I got this note from the ever-insightful anonymous this week in response to some recent comments I made about recitals from Cecilia Bartoli and Rod Gilfry. I thought it deserved a more upfront response.
“You seem to have an "affinity" for singers with no semblance of a true vocal technique: Bartoli, Gilfry...You should listen to more dead singers to hear what is missing from most of today's 'talent.' Very few can pull off a true bel canto technique today. Certainly not ghastly Bartoli with her thin, quivering sound and facial contortions, and definitely not Gilfry with his tight baritone pushed beyond the bounds of vocal beauty for the sake of (near) audibility.”
Well, I’ve actually listened to plenty of dead singers over the years having caught on early to this whole new phonograph technology. And if it has taught me anything about singing, it is this - I much prefer my singers living and performing to dead and/or retired. In my book, having a pulse and currently performing in public are actually two of the most important characteristics in evaluating my response to someone and their technique. The dead and the retired have their charms, no doubt, and having the wonderful recordings (and memories) we do of these voices is a joy. But at the same time, nearly a century of increasingly easily available recordings has created wildly unrealistic standards and perceptions among some folks of what things “should” sound like. Sure hearing somebody like Sutherland or Nilsson sing in her prime is an incomparable experience. But I for one am not going to spend my whole life being displeased with everyone and everything I hear that doesn't live up to this until an experience that may only happen once or twice in a generation or so comes around.
I do not want to live slavishly in some idealized musical past. I’m interested in what is happening now. Sure vocalists as a group today may or may not have the technical abilities we imagine that those in past did. So what? Life goes on. Singing today is not what it was two decades ago any more than what it was two centuries ago. In fact the whole idea that vocal performance standards used to be a certain way is all a fallacy made up in our own minds to serve a variety of shifting and conflicting modern interests and agendas. Looking at this record of great singers from the past, one must ask some important questions. Who got recorded in the first place and why? Who was popular and who wasn’t to begin with? How has the whole notion of technique changed over time?

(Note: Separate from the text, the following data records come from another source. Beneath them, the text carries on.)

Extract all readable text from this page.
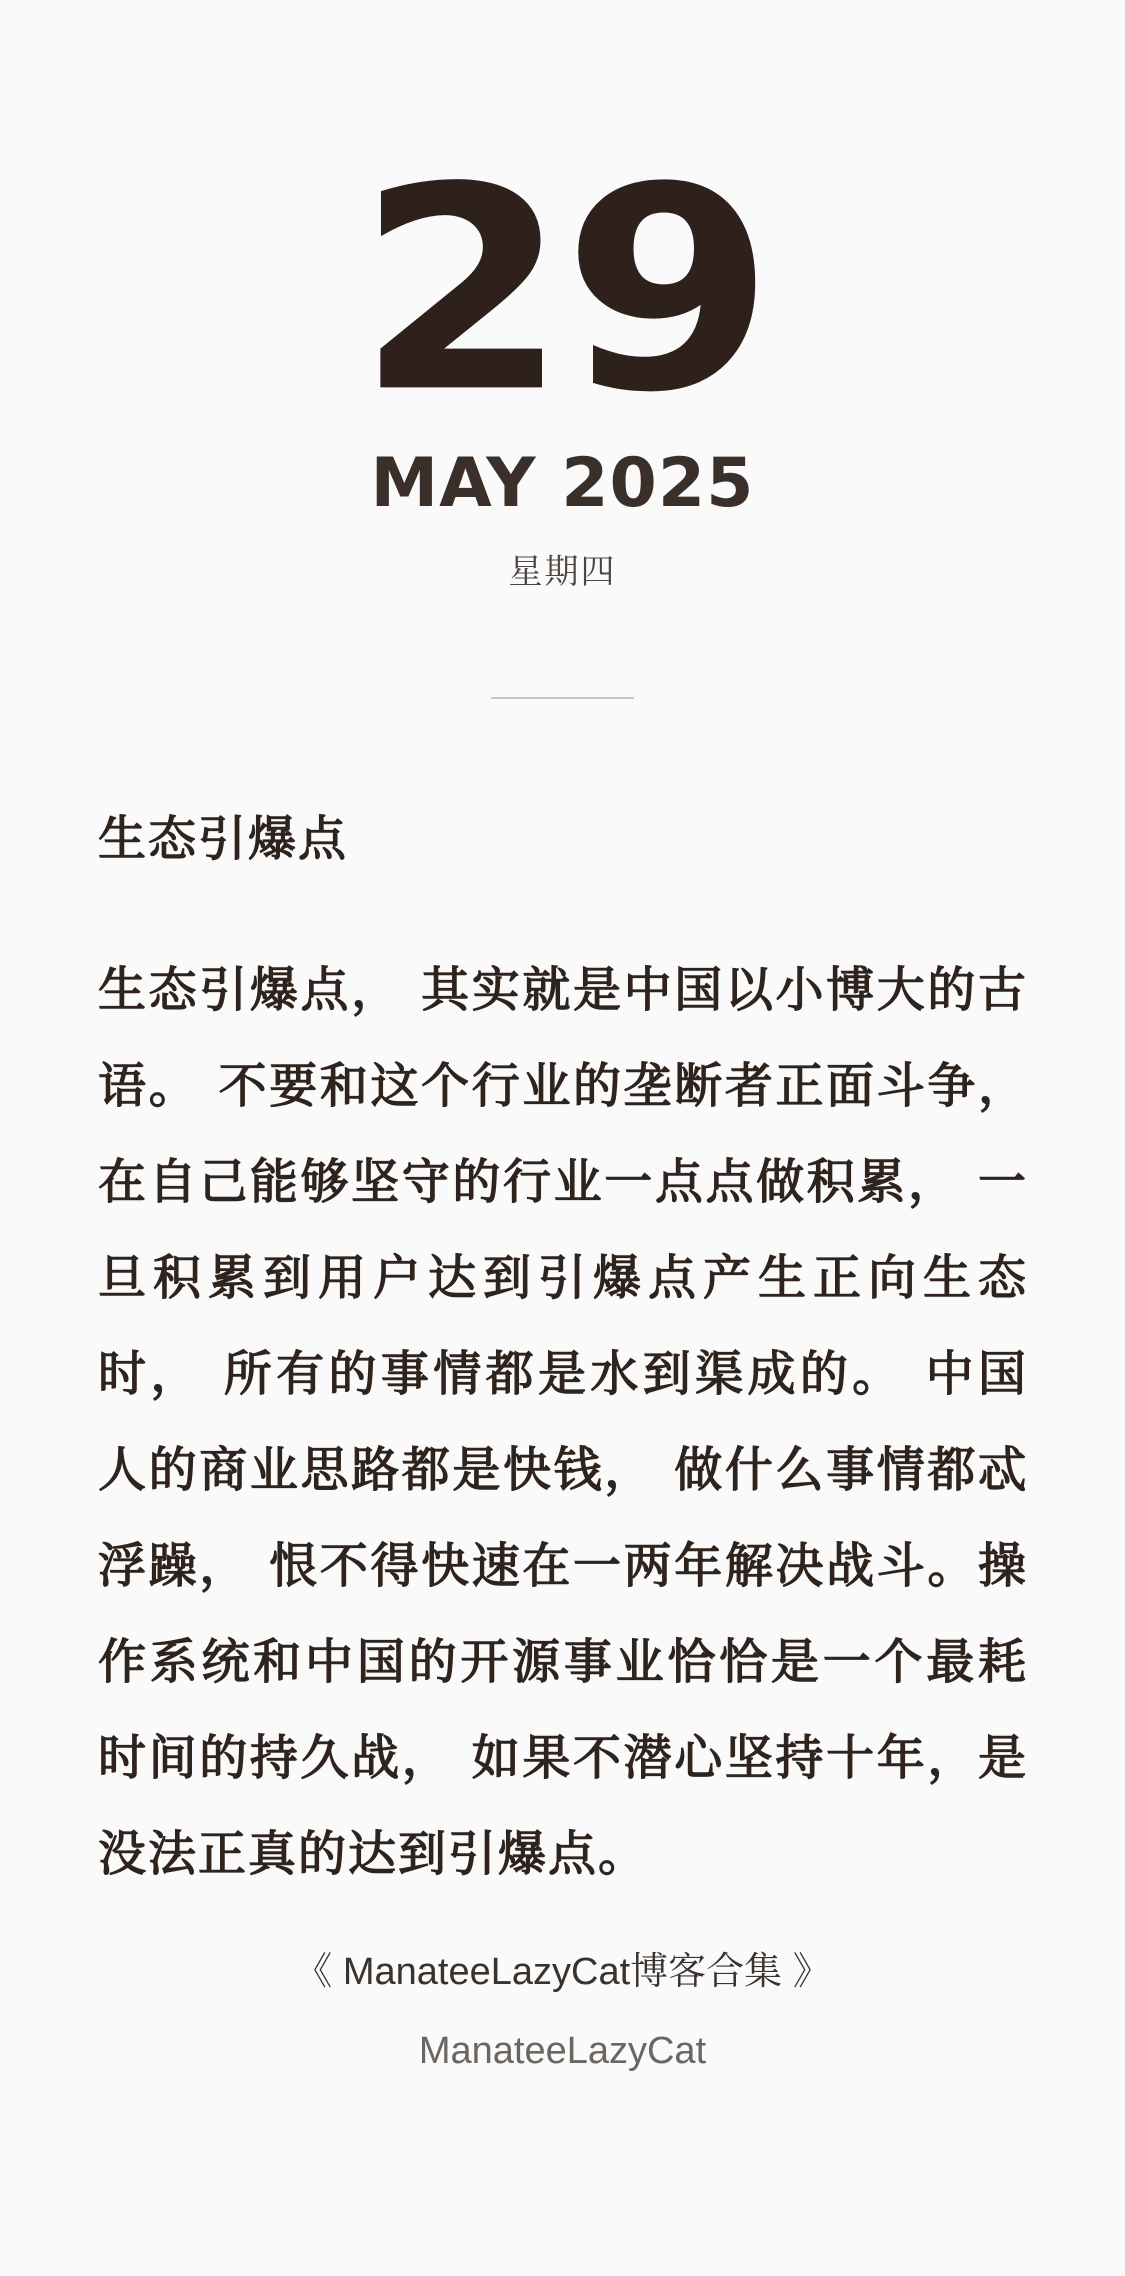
29
MAY 2025
星期四
生态引爆点
生态引爆点， 其实就是中国以小博大的古语。 不要和这个行业的垄断者正面斗争，在自己能够坚守的行业一点点做积累， 一旦积累到用户达到引爆点产生正向生态时， 所有的事情都是水到渠成的。 中国人的商业思路都是快钱， 做什么事情都忒浮躁， 恨不得快速在一两年解决战斗。操作系统和中国的开源事业恰恰是一个最耗时间的持久战， 如果不潜心坚持十年，是没法正真的达到引爆点。
《 ManateeLazyCat博客合集 》
ManateeLazyCat
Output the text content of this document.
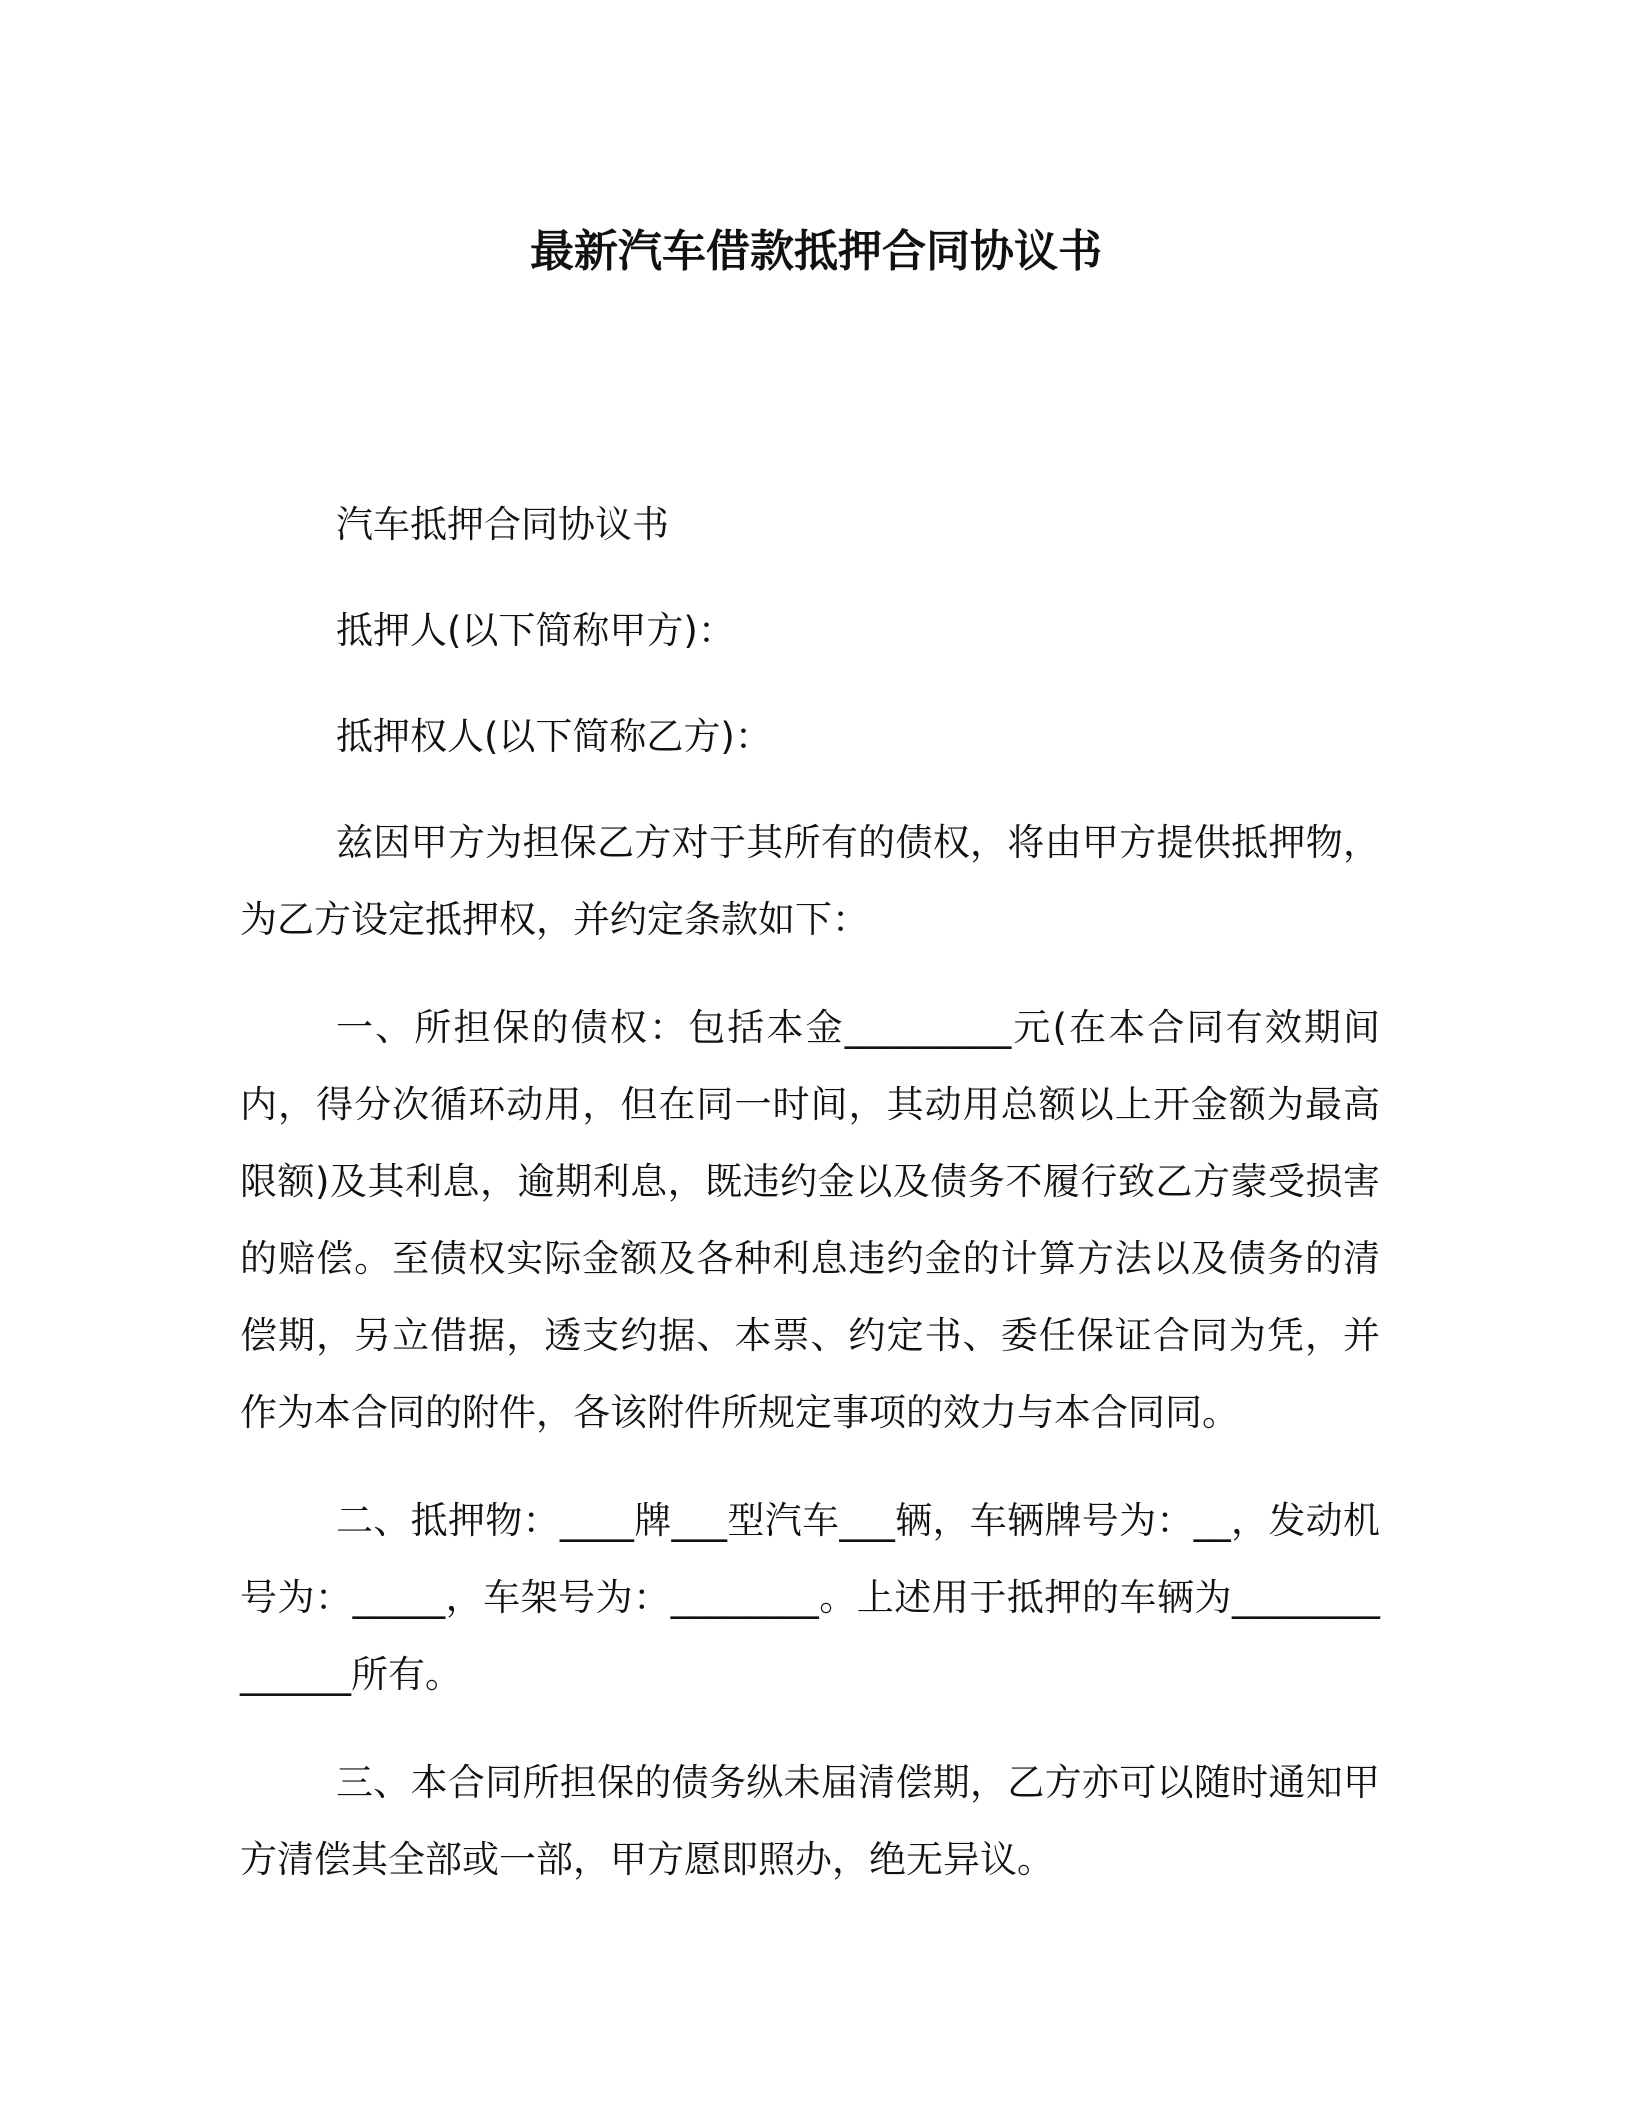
最新汽车借款抵押合同协议书

汽车抵押合同协议书

抵押人(以下简称甲方)：

抵押权人(以下简称乙方)：

兹因甲方为担保乙方对于其所有的债权，将由甲方提供抵押物，为乙方设定抵押权，并约定条款如下：

一、所担保的债权：包括本金_________元(在本合同有效期间内，得分次循环动用，但在同一时间，其动用总额以上开金额为最高限额)及其利息，逾期利息，既违约金以及债务不履行致乙方蒙受损害的赔偿。至债权实际金额及各种利息违约金的计算方法以及债务的清偿期，另立借据，透支约据、本票、约定书、委任保证合同为凭，并作为本合同的附件，各该附件所规定事项的效力与本合同同。

二、抵押物：____牌___型汽车___辆，车辆牌号为：__，发动机号为：_____，车架号为：________。上述用于抵押的车辆为______________所有。

三、本合同所担保的债务纵未届清偿期，乙方亦可以随时通知甲方清偿其全部或一部，甲方愿即照办，绝无异议。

I’ll grant that when it comes to all things vocal, today's may not be the best of all possible worlds. What a large group of operaphiles don’t seem to realize is that incessant griping about the lack or decline in vocal standards only makes clear to others their own inability to enjoy anything living and vital. Why spend so much time and effort on something one so seldom enjoys?
I recall once hearing Roger Ebert say that one of the primary criteria for being a film critic was really loving everything about movies. Given that a critic would see so many movies and that so many of them wouldn’t be perfect, it would be important to be able to love even the most minute, obtuse, and technical aspects of the art form to be able to tolerate doing the job. In a similar way, loving opera and singing is about loving it even when it's bad, not only when it's good. So I will continue to go on loving artists and performers who may likely be strained or over-reaching or who have poor technique and little talent. And I will do this in places where they are singing live to other live people. And I will be thinking of how much I enjoy it instead of dreaming I was happier somewhere else, in some other past.